In fact, we think this trend is all about the upscaling of small chains in both food and hospitality. The McMansions are gone, and boutique hospitality is in. It’s why Bed & Breakfasts are offering culinary weekends and expanding what they do by giving classes and longer weekend escapes. It’s about river cruises that are smaller and more upscale for a shorter period of time. It’s food involvement over just eating food.
However you package it, food is the key to these vacation events, where people are looking for indulgence and adventure and are willing to pay as long as it doesn’t look like they are being decadent.
People don’t want to boast that they stayed at the Four Seasons – they want to have discovered something unusual and quaint, something boutique; fine art in the hotel lobbies, and finer foods on the restaurant menu.
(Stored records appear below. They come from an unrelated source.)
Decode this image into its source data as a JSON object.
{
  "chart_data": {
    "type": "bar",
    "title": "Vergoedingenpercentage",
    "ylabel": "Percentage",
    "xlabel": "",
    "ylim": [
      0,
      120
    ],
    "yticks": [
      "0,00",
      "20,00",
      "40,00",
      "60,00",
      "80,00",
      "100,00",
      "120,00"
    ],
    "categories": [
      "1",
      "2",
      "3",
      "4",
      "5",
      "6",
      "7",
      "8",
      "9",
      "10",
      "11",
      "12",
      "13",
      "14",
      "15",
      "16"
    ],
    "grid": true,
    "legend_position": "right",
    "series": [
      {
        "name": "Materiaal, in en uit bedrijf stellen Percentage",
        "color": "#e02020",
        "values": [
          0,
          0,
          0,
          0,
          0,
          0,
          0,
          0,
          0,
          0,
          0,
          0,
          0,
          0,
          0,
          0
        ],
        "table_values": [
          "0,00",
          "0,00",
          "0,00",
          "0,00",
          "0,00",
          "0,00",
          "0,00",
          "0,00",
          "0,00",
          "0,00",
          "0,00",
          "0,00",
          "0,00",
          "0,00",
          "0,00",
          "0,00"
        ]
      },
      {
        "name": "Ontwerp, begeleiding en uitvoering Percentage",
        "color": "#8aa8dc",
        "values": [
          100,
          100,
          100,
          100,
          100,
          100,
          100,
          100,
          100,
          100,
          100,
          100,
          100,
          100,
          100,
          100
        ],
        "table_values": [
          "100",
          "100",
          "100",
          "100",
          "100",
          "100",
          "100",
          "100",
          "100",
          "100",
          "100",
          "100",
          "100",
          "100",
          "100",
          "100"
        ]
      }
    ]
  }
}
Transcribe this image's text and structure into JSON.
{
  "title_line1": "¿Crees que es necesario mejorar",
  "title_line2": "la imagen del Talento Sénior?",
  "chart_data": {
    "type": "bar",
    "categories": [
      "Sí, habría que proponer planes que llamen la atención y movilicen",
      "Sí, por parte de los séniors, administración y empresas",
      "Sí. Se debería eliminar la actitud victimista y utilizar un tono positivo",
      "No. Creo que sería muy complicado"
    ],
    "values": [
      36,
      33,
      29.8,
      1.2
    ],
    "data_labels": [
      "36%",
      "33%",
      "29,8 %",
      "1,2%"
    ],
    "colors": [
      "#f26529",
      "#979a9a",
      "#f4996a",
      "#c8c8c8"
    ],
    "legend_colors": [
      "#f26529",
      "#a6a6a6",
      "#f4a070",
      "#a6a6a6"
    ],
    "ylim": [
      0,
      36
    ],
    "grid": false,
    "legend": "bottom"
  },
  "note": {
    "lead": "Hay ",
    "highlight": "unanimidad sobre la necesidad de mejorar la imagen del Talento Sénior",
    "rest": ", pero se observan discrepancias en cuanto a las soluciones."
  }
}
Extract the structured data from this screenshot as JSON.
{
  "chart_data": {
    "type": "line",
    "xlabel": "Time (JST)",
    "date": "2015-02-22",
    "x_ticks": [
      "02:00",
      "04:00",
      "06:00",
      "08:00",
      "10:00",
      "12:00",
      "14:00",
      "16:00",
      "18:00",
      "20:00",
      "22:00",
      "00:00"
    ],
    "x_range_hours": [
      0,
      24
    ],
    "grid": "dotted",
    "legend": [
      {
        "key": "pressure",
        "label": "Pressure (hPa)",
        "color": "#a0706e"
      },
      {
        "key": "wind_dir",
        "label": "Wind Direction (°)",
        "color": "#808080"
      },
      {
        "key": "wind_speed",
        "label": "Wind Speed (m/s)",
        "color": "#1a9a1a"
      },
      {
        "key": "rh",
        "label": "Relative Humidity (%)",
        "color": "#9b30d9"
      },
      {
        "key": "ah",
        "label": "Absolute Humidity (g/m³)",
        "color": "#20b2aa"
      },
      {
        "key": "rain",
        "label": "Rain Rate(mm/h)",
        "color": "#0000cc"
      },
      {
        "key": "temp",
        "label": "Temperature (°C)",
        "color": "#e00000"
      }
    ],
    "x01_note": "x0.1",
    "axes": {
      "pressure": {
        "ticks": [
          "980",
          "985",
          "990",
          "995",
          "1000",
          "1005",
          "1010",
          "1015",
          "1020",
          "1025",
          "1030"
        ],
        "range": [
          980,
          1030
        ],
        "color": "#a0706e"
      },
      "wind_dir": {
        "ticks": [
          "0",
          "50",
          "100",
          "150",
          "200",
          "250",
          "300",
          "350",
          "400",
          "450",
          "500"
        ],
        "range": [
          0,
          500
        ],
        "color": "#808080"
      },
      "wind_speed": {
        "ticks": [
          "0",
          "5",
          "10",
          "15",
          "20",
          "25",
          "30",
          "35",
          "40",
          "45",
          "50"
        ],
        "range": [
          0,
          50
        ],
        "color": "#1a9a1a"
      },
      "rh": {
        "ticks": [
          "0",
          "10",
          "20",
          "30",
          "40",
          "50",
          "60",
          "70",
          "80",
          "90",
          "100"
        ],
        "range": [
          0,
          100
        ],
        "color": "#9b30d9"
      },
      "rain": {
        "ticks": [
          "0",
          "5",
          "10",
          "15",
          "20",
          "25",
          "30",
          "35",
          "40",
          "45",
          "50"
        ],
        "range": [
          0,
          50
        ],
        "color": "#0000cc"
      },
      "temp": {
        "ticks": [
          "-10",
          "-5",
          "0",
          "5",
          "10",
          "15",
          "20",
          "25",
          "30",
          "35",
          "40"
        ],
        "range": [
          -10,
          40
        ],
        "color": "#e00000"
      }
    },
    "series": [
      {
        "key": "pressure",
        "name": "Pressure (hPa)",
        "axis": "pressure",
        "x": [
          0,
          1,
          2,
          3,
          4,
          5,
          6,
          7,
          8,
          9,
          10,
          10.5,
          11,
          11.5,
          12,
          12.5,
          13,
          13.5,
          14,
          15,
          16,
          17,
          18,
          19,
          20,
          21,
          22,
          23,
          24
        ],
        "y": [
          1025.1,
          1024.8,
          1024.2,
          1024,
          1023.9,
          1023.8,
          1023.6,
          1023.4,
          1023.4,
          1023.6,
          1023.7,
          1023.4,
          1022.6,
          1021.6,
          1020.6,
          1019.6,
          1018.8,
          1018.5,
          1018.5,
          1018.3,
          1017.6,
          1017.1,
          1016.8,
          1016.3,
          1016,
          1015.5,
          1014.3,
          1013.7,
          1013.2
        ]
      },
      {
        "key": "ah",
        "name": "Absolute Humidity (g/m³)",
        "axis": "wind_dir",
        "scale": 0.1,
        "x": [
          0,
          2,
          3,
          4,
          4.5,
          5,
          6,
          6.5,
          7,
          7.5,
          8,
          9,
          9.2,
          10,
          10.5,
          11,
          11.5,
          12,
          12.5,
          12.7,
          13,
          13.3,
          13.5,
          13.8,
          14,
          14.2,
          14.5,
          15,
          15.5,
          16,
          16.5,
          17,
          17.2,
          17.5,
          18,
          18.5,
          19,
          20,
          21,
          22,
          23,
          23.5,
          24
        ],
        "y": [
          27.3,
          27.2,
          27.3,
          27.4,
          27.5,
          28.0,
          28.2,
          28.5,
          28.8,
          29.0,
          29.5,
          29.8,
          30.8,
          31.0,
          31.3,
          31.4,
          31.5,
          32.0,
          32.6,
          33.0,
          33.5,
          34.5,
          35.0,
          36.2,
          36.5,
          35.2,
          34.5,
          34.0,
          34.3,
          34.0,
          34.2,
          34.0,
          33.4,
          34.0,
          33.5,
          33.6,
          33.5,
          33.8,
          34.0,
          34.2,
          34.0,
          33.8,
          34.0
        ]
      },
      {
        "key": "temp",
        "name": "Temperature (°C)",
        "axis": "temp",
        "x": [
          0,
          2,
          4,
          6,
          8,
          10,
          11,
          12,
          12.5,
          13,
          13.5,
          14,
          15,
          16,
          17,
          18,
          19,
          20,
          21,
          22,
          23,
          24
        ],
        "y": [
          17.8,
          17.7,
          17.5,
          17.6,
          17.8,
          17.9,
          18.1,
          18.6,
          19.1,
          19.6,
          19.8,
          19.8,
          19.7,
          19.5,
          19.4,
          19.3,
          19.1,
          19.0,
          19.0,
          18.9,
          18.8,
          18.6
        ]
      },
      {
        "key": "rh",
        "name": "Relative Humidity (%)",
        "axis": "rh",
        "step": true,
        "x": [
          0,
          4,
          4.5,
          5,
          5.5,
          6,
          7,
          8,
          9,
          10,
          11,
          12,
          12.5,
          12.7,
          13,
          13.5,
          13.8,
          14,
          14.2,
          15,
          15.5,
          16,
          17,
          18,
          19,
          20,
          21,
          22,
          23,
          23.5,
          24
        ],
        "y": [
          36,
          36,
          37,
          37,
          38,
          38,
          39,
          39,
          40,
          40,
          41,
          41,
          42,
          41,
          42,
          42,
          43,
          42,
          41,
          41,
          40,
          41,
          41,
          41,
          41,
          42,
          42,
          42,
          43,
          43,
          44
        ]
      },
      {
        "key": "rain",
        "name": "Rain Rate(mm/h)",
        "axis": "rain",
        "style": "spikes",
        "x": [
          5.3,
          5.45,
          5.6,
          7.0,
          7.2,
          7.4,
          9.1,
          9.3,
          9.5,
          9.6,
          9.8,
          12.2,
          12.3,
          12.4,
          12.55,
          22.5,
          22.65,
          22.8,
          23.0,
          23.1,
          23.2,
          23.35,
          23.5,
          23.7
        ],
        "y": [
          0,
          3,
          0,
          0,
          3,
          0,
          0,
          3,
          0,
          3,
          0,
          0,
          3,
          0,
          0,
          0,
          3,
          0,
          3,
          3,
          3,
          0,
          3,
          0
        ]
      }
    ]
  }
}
Hotels have recognized their limitations and are working within them. They are picking their hero point of difference – and it’s often in the area of food or upgraded service. There’s a recognition that quality takes attention, and is best done on a smaller scale.
The fact is, not everyone is broke. But those who aren’t don’t want to rub it in to those of us who’ve been forced to cut back. Perhaps they’re doing it in small ways — buying craft beers, which cost more, but supports small business, and likely a local one.